Aggregate hospital operating income which was consistently below $400 million even in 2006, a year before the Great Recession descended, has rebounded dramatically. It reached $1.8 billion in 2010. And while the total margin was in negative territory as recently as the third quarter of 2011, it rose to 7.2% by the first quarter of 2012.
Overall net income had also plunged with the stock market: In 2008, it was $2.1 billion, a 40% drop from 2007. But by 2010, it topped $4.1 billion.
Steven T. Valentine, president of The Camden Group, an El Segundo-based consulting firm that focuses on hospitals and a member of the Payers & Providers editorial board, noted that many hospitals moved to trim their workforces as the recession began to take hold in late 2007 and early 2008.
“When you reach the depth of people being unemployed and uninsured in 2009 and 2010, the margins really went up, and you can attribute that to decreased expenses.”
The cutting of jobs appeared to be among lower tier maintenance workers and technicians, while more heavily unionized – and better compensated – nurses remained on the payroll. Partly as a result, labor costs rose 29.5% between 2006 and 2010. Per full-time employee, they rose from $77,021 to $95,222.
And Valentine added that the overall operating margins for hospitals – 3.4% in late 2011 and 2% in early 2012, are still anemic. “It is typical for an industry that is highly capitalized,” he said, noting the huge infrastructure costs involved in building and running hospitals.
Jan Emerson-Shea, vice president of external communications for the California Hospital Association, noted that the Medi-Cal provider fee has also played a role in the stabilizing of hospitals’ bottom lines in recent years.

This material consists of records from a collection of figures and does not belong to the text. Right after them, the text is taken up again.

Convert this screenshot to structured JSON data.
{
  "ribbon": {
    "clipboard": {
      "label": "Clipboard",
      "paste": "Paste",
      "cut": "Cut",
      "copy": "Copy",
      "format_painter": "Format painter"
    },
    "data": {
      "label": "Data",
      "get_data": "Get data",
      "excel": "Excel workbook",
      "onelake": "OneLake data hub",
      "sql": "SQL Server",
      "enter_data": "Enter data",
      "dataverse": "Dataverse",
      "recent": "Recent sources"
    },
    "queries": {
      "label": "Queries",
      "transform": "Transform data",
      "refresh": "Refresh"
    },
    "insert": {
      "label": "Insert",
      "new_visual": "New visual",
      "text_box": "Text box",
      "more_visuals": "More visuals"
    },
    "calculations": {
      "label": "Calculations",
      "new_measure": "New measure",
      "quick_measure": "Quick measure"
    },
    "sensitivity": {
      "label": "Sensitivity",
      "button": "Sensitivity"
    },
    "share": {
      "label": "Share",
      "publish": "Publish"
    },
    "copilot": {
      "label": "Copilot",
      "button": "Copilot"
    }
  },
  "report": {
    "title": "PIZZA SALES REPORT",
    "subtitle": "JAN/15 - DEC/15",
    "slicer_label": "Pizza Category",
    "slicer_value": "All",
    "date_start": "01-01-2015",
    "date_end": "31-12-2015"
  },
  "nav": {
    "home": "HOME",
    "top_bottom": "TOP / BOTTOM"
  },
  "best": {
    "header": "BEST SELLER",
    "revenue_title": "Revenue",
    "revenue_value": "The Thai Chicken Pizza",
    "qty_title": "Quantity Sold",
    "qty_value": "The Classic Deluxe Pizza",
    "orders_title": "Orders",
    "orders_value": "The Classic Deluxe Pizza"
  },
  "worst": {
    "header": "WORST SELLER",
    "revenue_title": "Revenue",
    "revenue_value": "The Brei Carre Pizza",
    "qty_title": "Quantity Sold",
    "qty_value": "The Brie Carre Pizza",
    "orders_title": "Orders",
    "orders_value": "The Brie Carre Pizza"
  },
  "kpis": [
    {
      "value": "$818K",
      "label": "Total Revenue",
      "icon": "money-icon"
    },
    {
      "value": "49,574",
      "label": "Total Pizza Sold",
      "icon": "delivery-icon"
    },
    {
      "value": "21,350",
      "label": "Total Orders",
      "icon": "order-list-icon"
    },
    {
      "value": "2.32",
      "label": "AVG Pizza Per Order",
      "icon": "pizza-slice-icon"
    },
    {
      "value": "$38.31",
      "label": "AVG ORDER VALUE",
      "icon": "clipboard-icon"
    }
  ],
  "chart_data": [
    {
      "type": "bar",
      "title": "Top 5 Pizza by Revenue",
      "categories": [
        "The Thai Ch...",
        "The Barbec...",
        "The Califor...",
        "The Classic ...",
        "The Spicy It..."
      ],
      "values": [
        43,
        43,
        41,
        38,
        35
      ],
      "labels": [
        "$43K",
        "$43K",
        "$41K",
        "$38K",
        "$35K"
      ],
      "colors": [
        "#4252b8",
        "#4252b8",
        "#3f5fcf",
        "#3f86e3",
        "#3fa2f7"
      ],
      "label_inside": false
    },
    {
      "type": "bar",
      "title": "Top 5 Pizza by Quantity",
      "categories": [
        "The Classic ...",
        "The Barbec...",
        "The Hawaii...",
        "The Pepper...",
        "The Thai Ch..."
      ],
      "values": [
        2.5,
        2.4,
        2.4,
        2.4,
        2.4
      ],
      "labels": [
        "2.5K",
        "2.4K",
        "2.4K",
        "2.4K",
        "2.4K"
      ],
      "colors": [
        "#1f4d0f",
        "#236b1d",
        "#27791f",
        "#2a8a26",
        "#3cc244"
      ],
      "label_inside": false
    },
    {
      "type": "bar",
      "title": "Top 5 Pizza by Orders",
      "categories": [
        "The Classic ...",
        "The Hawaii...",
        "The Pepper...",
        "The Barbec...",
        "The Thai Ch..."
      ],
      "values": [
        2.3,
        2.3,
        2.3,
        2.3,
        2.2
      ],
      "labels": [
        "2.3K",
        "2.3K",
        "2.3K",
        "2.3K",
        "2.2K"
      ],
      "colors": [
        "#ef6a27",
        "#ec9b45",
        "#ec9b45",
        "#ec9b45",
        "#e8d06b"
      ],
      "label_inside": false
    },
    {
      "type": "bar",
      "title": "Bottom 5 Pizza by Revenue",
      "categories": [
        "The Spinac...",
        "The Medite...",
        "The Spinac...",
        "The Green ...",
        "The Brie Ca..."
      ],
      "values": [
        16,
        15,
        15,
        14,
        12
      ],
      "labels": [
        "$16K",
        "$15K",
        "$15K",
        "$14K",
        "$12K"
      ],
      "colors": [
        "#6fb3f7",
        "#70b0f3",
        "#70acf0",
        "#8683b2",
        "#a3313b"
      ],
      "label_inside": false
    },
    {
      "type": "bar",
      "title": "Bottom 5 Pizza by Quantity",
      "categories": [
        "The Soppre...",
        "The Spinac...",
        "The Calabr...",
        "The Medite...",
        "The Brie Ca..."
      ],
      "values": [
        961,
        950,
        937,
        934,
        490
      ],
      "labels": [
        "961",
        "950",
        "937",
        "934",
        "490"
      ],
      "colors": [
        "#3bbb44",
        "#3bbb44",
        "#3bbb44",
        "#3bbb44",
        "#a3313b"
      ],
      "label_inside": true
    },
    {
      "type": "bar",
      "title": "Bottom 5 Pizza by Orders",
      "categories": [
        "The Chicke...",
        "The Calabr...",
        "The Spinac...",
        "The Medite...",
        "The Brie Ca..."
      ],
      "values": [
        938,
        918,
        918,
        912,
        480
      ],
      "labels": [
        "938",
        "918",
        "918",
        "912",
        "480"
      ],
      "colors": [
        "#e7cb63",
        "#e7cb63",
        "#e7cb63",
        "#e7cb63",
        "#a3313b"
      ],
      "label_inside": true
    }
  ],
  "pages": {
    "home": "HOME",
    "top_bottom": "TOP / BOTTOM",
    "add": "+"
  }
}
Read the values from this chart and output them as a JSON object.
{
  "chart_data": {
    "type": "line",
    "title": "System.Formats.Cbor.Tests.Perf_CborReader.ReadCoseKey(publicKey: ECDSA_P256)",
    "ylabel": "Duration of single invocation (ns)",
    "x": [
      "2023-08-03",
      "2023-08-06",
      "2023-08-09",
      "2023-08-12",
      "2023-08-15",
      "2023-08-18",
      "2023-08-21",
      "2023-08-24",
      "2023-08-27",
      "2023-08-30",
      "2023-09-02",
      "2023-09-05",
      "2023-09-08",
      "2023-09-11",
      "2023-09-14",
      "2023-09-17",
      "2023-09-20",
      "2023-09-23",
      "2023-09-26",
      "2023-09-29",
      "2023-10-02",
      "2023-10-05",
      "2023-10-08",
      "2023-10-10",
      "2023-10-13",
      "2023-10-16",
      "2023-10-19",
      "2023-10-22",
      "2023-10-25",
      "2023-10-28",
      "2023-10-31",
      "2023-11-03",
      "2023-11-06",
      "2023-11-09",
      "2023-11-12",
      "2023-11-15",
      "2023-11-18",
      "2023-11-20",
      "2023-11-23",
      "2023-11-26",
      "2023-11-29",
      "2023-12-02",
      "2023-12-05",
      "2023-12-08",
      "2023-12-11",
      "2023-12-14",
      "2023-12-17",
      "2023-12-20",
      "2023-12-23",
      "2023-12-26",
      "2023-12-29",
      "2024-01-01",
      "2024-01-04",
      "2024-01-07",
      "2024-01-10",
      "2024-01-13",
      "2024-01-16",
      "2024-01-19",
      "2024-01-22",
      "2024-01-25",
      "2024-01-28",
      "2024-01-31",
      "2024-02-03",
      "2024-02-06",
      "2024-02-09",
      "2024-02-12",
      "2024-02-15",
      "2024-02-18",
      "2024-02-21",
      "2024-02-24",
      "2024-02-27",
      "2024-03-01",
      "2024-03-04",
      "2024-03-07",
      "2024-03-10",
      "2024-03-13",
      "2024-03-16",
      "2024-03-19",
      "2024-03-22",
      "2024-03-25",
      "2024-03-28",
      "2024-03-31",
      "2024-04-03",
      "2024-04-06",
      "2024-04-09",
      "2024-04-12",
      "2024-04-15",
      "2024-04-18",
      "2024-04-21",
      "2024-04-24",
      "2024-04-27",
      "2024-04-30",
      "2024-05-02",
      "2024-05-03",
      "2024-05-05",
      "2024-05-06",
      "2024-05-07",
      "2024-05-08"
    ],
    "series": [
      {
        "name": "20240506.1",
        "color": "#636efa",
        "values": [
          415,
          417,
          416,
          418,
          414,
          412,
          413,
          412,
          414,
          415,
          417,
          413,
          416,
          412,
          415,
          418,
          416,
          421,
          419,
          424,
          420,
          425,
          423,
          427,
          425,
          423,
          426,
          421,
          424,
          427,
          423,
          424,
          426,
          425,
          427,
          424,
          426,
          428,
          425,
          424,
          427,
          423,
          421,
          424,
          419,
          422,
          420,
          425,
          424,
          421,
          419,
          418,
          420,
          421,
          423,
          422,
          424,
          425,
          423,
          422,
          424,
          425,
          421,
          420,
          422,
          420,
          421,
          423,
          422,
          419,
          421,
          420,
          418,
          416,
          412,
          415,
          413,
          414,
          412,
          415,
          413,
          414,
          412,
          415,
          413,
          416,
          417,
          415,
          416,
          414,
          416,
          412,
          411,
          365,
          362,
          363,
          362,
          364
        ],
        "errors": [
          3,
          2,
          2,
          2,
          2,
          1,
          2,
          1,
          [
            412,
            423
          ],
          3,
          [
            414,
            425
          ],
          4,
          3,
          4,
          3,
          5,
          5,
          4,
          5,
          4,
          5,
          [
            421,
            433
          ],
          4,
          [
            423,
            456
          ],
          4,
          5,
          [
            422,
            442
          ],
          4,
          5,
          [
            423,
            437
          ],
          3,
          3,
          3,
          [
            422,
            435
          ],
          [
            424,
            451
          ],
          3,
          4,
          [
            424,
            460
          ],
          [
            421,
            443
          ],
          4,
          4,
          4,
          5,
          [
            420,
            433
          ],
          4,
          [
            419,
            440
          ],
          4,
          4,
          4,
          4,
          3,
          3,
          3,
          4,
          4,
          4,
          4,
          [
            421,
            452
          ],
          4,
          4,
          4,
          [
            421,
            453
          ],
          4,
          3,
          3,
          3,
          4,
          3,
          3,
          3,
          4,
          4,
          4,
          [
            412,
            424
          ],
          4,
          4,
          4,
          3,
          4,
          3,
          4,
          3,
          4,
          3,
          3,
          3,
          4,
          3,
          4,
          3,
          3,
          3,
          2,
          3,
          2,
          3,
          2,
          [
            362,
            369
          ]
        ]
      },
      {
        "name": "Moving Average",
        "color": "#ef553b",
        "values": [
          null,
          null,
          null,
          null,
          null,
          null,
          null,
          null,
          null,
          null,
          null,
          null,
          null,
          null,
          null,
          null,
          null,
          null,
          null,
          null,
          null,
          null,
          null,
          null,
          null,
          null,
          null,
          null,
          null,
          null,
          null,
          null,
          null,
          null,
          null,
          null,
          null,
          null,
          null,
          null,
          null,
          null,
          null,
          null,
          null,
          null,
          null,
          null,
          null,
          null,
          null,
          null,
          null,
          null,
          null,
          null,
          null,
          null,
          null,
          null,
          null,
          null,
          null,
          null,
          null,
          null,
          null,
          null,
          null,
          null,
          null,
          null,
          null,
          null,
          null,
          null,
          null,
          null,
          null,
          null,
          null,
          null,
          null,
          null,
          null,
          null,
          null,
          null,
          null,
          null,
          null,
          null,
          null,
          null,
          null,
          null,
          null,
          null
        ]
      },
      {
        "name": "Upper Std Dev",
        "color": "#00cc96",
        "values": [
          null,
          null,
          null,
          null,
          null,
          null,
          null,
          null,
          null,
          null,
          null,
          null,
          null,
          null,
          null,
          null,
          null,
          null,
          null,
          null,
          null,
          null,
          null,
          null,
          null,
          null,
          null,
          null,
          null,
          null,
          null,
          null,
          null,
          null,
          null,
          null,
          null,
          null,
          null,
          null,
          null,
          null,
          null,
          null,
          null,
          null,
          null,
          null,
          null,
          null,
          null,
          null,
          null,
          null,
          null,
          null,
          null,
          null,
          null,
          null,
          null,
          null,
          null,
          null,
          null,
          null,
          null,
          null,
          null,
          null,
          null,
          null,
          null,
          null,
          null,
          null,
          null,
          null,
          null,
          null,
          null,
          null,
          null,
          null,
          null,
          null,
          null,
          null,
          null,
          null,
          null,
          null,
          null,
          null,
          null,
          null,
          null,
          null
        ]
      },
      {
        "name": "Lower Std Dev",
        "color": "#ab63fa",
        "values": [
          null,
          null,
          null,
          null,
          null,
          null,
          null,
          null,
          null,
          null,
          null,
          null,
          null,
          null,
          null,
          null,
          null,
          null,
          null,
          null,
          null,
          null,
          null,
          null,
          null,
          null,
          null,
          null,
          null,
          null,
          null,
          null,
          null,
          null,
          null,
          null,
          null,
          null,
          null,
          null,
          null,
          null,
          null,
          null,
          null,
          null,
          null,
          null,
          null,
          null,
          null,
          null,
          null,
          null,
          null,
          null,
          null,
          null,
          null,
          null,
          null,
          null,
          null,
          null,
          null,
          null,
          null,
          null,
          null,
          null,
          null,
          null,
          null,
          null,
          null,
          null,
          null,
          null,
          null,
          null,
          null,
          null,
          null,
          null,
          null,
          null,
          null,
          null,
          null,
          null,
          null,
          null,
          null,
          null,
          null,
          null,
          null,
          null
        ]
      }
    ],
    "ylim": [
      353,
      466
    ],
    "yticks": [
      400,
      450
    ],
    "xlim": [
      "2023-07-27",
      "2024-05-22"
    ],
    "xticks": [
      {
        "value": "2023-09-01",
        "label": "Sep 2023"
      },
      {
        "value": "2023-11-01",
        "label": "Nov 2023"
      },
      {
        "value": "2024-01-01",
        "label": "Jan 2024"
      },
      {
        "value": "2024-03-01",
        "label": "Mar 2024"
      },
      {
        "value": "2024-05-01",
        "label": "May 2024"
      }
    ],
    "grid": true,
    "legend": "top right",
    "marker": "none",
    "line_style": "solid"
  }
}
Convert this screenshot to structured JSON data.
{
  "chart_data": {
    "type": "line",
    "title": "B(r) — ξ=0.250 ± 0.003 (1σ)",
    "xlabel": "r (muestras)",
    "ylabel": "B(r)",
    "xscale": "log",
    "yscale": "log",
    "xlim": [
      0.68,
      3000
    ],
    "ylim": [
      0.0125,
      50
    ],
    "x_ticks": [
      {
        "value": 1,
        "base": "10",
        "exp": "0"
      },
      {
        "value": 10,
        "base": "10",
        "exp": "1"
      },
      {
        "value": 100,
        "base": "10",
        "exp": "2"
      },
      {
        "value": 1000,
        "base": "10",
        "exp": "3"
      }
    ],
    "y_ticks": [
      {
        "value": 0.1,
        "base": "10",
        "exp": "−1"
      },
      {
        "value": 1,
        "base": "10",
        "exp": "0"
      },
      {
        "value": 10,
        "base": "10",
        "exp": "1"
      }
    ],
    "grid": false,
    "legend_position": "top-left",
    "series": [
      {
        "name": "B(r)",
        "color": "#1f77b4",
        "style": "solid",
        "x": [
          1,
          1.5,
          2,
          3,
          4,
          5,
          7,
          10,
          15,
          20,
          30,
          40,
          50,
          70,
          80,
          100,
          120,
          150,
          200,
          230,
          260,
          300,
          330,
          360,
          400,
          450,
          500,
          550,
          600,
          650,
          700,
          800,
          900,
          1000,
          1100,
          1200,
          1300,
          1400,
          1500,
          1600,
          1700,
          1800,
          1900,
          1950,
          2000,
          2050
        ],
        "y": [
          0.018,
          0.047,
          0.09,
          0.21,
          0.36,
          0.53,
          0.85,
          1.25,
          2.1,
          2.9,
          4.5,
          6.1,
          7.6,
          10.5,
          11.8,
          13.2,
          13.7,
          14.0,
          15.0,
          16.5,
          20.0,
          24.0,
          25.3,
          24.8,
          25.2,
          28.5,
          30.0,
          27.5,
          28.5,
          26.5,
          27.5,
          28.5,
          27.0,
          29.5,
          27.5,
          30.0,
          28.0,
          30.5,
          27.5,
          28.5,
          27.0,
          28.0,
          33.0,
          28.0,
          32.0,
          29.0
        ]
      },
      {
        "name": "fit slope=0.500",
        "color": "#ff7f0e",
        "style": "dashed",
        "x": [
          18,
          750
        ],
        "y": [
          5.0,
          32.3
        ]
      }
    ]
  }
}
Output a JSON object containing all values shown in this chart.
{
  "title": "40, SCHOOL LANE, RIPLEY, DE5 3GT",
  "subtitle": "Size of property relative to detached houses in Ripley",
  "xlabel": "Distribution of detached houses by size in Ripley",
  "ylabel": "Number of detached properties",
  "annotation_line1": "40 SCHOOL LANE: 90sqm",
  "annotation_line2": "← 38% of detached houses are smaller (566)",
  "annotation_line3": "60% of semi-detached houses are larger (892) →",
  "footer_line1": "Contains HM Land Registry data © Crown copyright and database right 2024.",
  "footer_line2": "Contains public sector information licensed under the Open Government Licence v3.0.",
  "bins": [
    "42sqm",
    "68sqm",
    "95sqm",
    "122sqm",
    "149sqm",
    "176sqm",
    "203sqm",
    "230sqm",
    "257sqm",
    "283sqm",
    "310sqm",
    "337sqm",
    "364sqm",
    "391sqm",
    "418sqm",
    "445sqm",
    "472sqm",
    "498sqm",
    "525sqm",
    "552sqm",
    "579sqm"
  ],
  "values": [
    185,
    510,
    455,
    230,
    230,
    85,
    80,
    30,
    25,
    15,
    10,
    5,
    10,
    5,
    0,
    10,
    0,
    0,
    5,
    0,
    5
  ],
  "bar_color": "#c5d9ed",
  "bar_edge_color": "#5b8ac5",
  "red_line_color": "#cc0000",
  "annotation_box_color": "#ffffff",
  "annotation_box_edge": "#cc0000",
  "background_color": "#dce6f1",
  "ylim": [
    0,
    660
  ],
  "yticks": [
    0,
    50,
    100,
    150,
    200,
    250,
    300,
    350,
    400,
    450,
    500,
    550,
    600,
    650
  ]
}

The fee has brought in about $2 billion a year since 2009, although hospitals also have to pay into the program to leverage the additional funds.
“Without the fee, hospitals would be losing more than $5 billion annually in Medi-Cal payment shortfalls. Even with the fee, hospitals are losing $2.5 billion a year in Medi-Cal payments,” she said.
But Emerson-Shea observed that hospitals in the California still have a tough time ahead. “More recently, commercial rates have tightened and hospital margins have leveled off,” she said.